Allah -Tabaroka wa Ta’ala- berfirman saat menyifati kaum kafir,
الَّذِينَ
يَسْتَحِبُّونَ الْحَيَاةَ الدُّنْيَا عَلَى الْآخِرَةِ وَيَصُدُّونَ عَنْ
سَبِيلِ اللَّهِ وَيَبْغُونَهَا عِوَجًا أُولَئِكَ فِي ضَلَالٍ بَعِيدٍ
[إبراهيم : 3]
“(yaitu) orang-orang yang
lebih menyukai kehidupan dunia dari pada kehidupan akhirat, dan
menghalang-halangi (manusia) dari jalan Allah dan menginginkan agar
jalan Allah itu bengkok. Mereka itu berada dalam kesesatan yang jauh”.
Penghulu ahli tafsir, Abdullah bin Abbas -radhiyallahu anhu- berkata,
يأخذون ما تعجل لهم منها تهاونا بأمر الآخرة
“Mereka (kaum kafir) mengambil
sesuatu disegerakan bagi mereka dari kehidupan dunia, karena sikap
peremehan mereka terhadap urusan akhirat”. [Lihat Zadul Masir (4/345),
oleh Ibnul Jawziy, cet. Al-Maktab Al-Islamiy, 1404 H]
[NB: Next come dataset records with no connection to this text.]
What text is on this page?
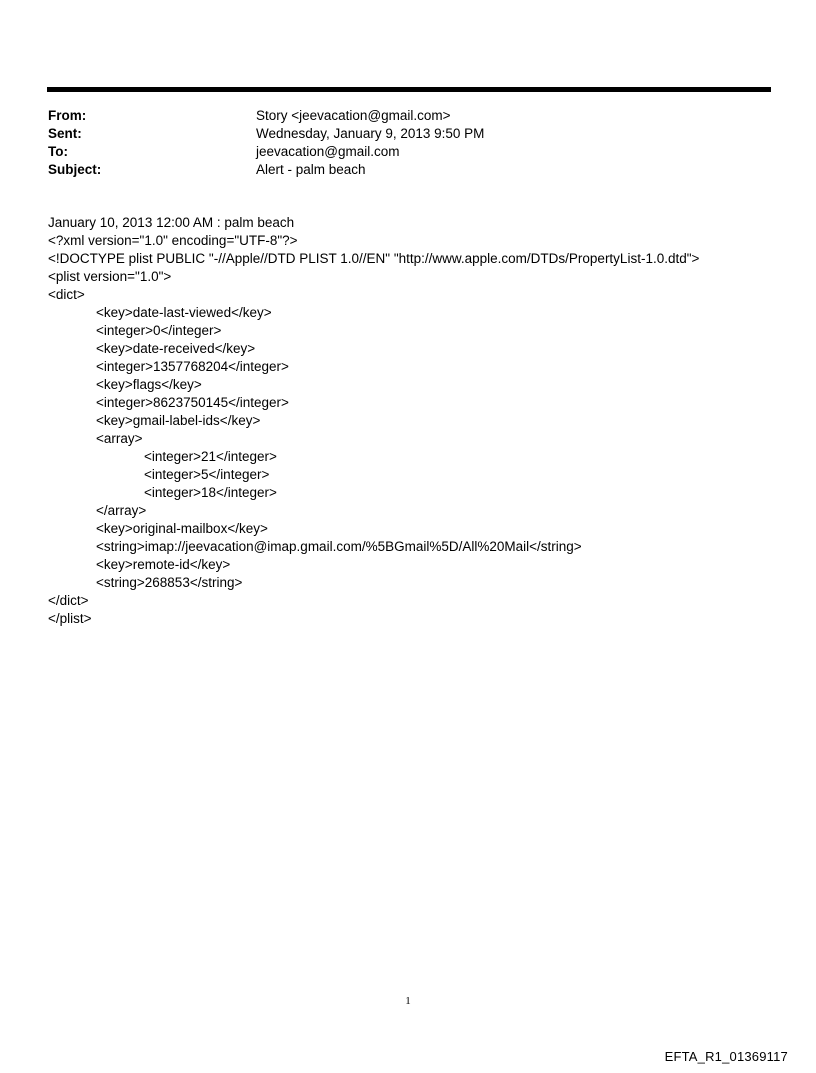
From:	Story <jeevacation@gmail.com>
Sent:	Wednesday, January 9, 2013 9:50 PM
To:	jeevacation@gmail.com
Subject:	Alert - palm beach
January 10, 2013 12:00 AM : palm beach
<?xml version="1.0" encoding="UTF-8"?>
<!DOCTYPE plist PUBLIC "-//Apple//DTD PLIST 1.0//EN" "http://www.apple.com/DTDs/PropertyList-1.0.dtd">
<plist version="1.0">
<dict>
<key>date-last-viewed</key>
<integer>0</integer>
<key>date-received</key>
<integer>1357768204</integer>
<key>flags</key>
<integer>8623750145</integer>
<key>gmail-label-ids</key>
<array>
<integer>21</integer>
<integer>5</integer>
<integer>18</integer>
</array>
<key>original-mailbox</key>
<string>imap://jeevacation@imap.gmail.com/%5BGmail%5D/All%20Mail</string>
<key>remote-id</key>
<string>268853</string>
</dict>
</plist>
1
EFTA_R1_01369117
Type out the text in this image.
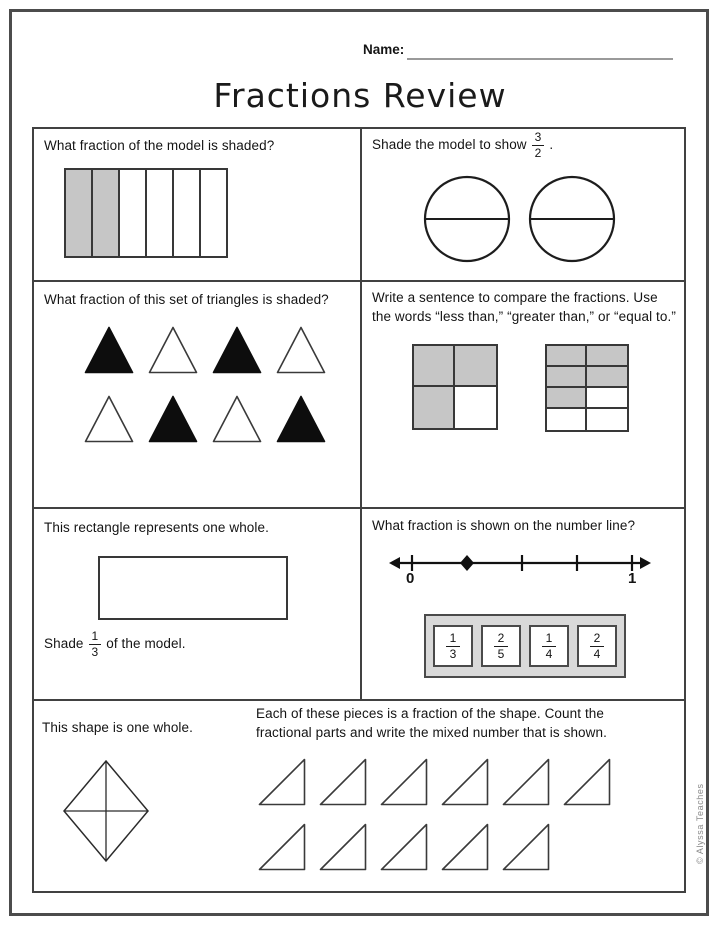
Name:
Fractions Review
What fraction of the model is shaded?	Shade the model to show $\frac{3}{2}$ .
What fraction of this set of triangles is shaded?	Write a sentence to compare the fractions. Use
the words “less than,” “greater than,” or “equal to.”
This rectangle represents one whole.
Shade $\frac{1}{3}$ of the model.
What fraction is shown on the number line?
0	1
$\frac{1}{3}$	$\frac{2}{5}$	$\frac{1}{4}$	$\frac{2}{4}$
This shape is one whole.
Each of these pieces is a fraction of the shape. Count the
fractional parts and write the mixed number that is shown.
© Alyssa Teaches
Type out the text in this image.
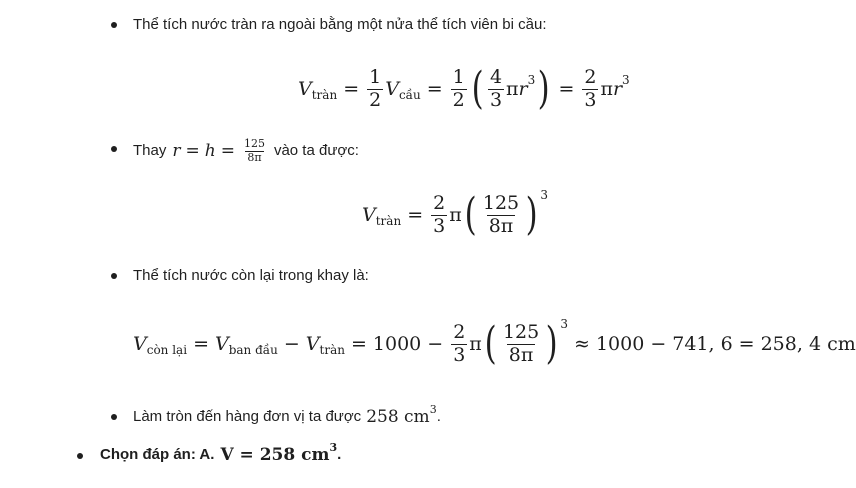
Thể tích nước tràn ra ngoài bằng một nửa thể tích viên bi cầu:
V tràn = $\frac{1}{2}$ V cầu = $\frac{1}{2}$ ( $\frac{4}{3}$ π r 3 ) = $\frac{2}{3}$ π r 3
Thay $r = h = \frac{125}{8\pi}$ vào ta được:
V tràn = $\frac{2}{3}$ π ( $\frac{125}{8\pi}$ ) 3
Thể tích nước còn lại trong khay là:
V còn lại = V ban đầu − V tràn = $1000 - \frac{2}{3}$ π ( $\frac{125}{8\pi}$ ) 3
≈ 1000 − 741, 6 = 258, 4 cm
Làm tròn đến hàng đơn vị ta được 258 cm 3 .
Chọn đáp án: A. V = 258 cm 3 .
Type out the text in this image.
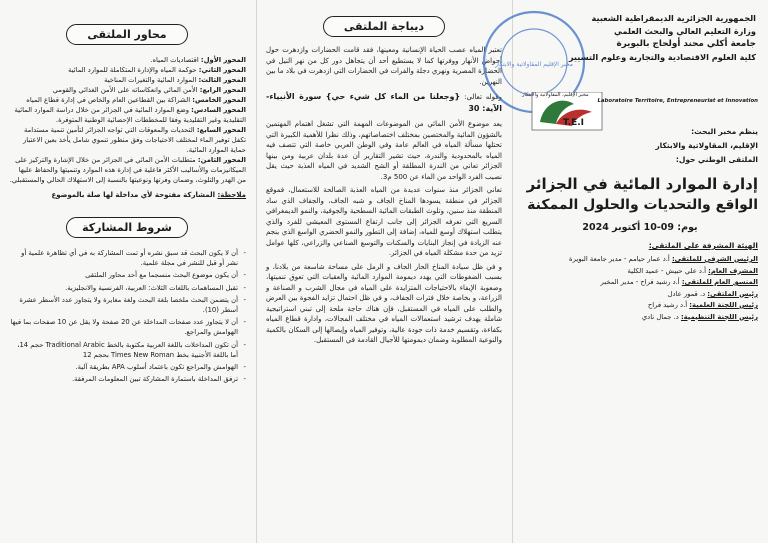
محاور الملتقى

المحور الأول: اقتصاديات المياه.

المحور الثاني: حوكمة المياه والإدارة المتكاملة للموارد المائية

المحور الثالث: الموارد المائية والتغيرات المناخية

المحور الرابع: الأمن المائي وانعكاساته على الأمن الغذائي والقومي

المحور الخامس: الشراكة بين القطاعين العام والخاص في إدارة قطاع المياه

المحور السادس: وضع الموارد المائية في الجزائر من خلال دراسة الموارد المائية التقليدية وغير التقليدية وفقا للمخططات الإحصائية الوطنية المتوفرة.

المحور السابع: التحديات والمعوقات التي تواجه الجزائر لتأمين تنمية مستدامة تكفل توفير الماء لمختلف الاحتياجات وفق منظور تنموي شامل يأخذ بعين الاعتبار حماية الموارد المائية.

المحور الثامن: متطلبات الأمن المائي في الجزائر من خلال الإشارة والتركيز على الميكانيزمات والأساليب الأكثر فاعلية في إدارة هذه الموارد وتنميتها والحفاظ عليها من الهدر والتلوث، وضمان وفرتها ونوعيتها بالنسبة إلى الاستهلاك الحالي والمستقبلي.

ملاحظة: المشاركة مفتوحة لأي مداخلة لها صلة بالموضوع

شروط المشاركة

- أن لا يكون البحث قد سبق نشره أو تمت المشاركة به في أي تظاهرة علمية أو نشر أو قبل للنشر في مجلة علمية.

- أن يكون موضوع البحث منسجما مع أحد محاور الملتقى

- تقبل المساهمات باللغات الثلاث: العربية، الفرنسية والانجليزية.

- أن يتضمن البحث ملخصا بلغة البحث ولغة مغايرة ولا يتجاوز عدد الأسطر عشرة أسطر (10).

- أن لا يتجاوز عدد صفحات المداخلة عن 20 صفحة ولا يقل عن 10 صفحات بما فيها الهوامش والمراجع.

- أن تكون المداخلات باللغة العربية مكتوبة بالخط Traditional Arabic حجم 14، أما باللغة الأجنبية بخط Times New Roman بحجم 12

- الهوامش والمراجع تكون باعتماد أسلوب APA بطريقة آلية.

- ترفق المداخلة باستمارة المشاركة تبين المعلومات المرفقة.

ديباجة الملتقى

تعتبر المياه عصب الحياة الإنسانية ومعينها، فقد قامت الحضارات وازدهرت حول أحواض الأنهار ووفرتها كما لا يستطيع أحد أن يتجاهل دور كل من نهر النيل في الحضارة المصرية ونهري دجلة والفرات في الحضارات التي ازدهرت في بلاد ما بين النهرين.

وقوله تعالى: {وجعلنا من الماء كل شيء حي} سورة الأنبياء- الآية: 30

يعد موضوع الأمن المائي من الموضوعات المهمة التي تشغل اهتمام المهتمين بالشؤون المائية والمختصين بمختلف اختصاصاتهم، وذلك نظرا للأهمية الكبيرة التي تحتلها مسألة المياه في العالم عامة وفي الوطن العربي خاصة التي تتصف فيه المياه بالمحدودية والندرة، حيث تشير التقارير أن عدة بلدان عربية ومن بينها الجزائر تعاني من الندرة المطلقة أو الشح الشديد في المياه العذبة حيث يقل نصيب الفرد الواحد من الماء عن 500 م3.

تعاني الجزائر منذ سنوات عديدة من المياه العذبة الصالحة للاستعمال، فموقع الجزائر في منطقة يسودها المناخ الجاف و شبه الجاف، والجفاف الذي ساد المنطقة منذ سنين، وتلوث الطبقات المائية السطحية والجوفية، والنمو الديمغرافي السريع التي تعرفه الجزائر إلى جانب ارتفاع المستوى المعيشي للفرد والذي يتطلب استهلاك أوسع للمياه، إضافة إلى التطور والنمو الحضري الواسع الذي ينجم عنه الزيادة في إنجاز البنايات والسكنات والتوسع الصناعي والزراعي، كلها عوامل تزيد من حدة مشكلة المياه في الجزائر.

و في ظل سيادة المناخ الحار الجاف و الرمل على مساحة شاسعة من بلادنا، و بسبب الضغوطات التي يهدد ديمومة الموارد المائية والعقبات التي تعوق تنميتها، وصعوبة الإيفاء بالاحتياجات المتزايدة على المياه في مجال الشرب و الصناعة و الزراعة، و بخاصة خلال فترات الجفاف، و في ظل احتمال تزايد الفجوة بين العرض والطلب على المياه في المستقبل، فإن هناك حاجة ملحة إلى تبني استراتيجية شاملة يهدف ترشيد استعمالات المياه في مختلف المجالات، وادارة قطاع المياه بكفاءة، وتقسيم خدمة ذات جودة عالية، وتوفير المياه وإيصالها إلى السكان بالكمية والنوعية المطلوبة وضمان ديمومتها للأجيال القادمة في المستقبل.

مخبر الإقليم المقاولاتية والابتكار

الجمهورية الجزائرية الديمقراطية الشعبية

وزارة التعليم العالي والبحث العلمي

جامعة أكلي محند أولحاج بالبويرة

كلية العلوم الاقتصادية والتجارية وعلوم التسيير

T.E.I

مخبر الإقليم، المقاولاتية والابتكار

Laboratoire Territoire, Entrepreneuriat et Innovation

ينظم مخبر البحث:

الإقليم، المقاولاتية والابتكار

الملتقى الوطني حول:

إدارة الموارد المائية في الجزائر

الواقع والتحديات والحلول الممكنة

يوم: 09-10 أكتوبر 2024

الهيئة المشرفة على الملتقى:

الرئيس الشرفي للملتقى: أ.د عمار حيامم - مدير جامعة البويرة

المشرف العام: أ.د علي حبيش - عميد الكلية

المنسق العام للملتقى: أ.د رشيد فراح - مدير المخبر

رئيس الملتقى: د. قمور عادل

رئيس اللجنة العلمية: أ.د رشيد فراح

رئيس اللجنة التنظيمية: د. جمال نادي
Kaum kafir di dunia ini tak
ingin melakukan sesuatu berupa amal sholih, kecuali ia harus mendapatkan
keuntungan duniawi. Kita lihat –sebagai contoh-, mereka membudayakan senyum, bukan untuk meraih pahala di akhirat, tapi untuk meraih keuntungan dalam perdagangan dan usaha dunia mereka.
Adapun orang-orang yang
beriman dan cerdik, maka ia penuhi kehidupan dan segala perbuatannya
dengan kebaikan. Tak ada sesuatu yang ia lakukan, melainkan di dalamnya
ada pahala dan kebaikan untuknya di akhirat.
Di balik senyum saja, orang
beriman mendapatkan pahala. Sebab senyum yang dilakukan demi membuat
hati seorang mukmin senang dan gembira, akan mendapatkan ganjaran
pahala. Itulah senyum karena Allah.
Rasulullah -Shallallahu alaihi wa sallam- bersabda,
تَبَسُّمُكَ فِي وَجْهِ أَخِيكَ لَكَ صَدَقَةٌ
“Senyumanmu di depan saudaramu
adalah sedekah bagimu”. [HR. At-Tirmidziy dalam Sunan-nya (no. 1956).
Syaikh Al-Albaniy menilai hadits ini shohih dalam Ash-Shohihah (no. 572)]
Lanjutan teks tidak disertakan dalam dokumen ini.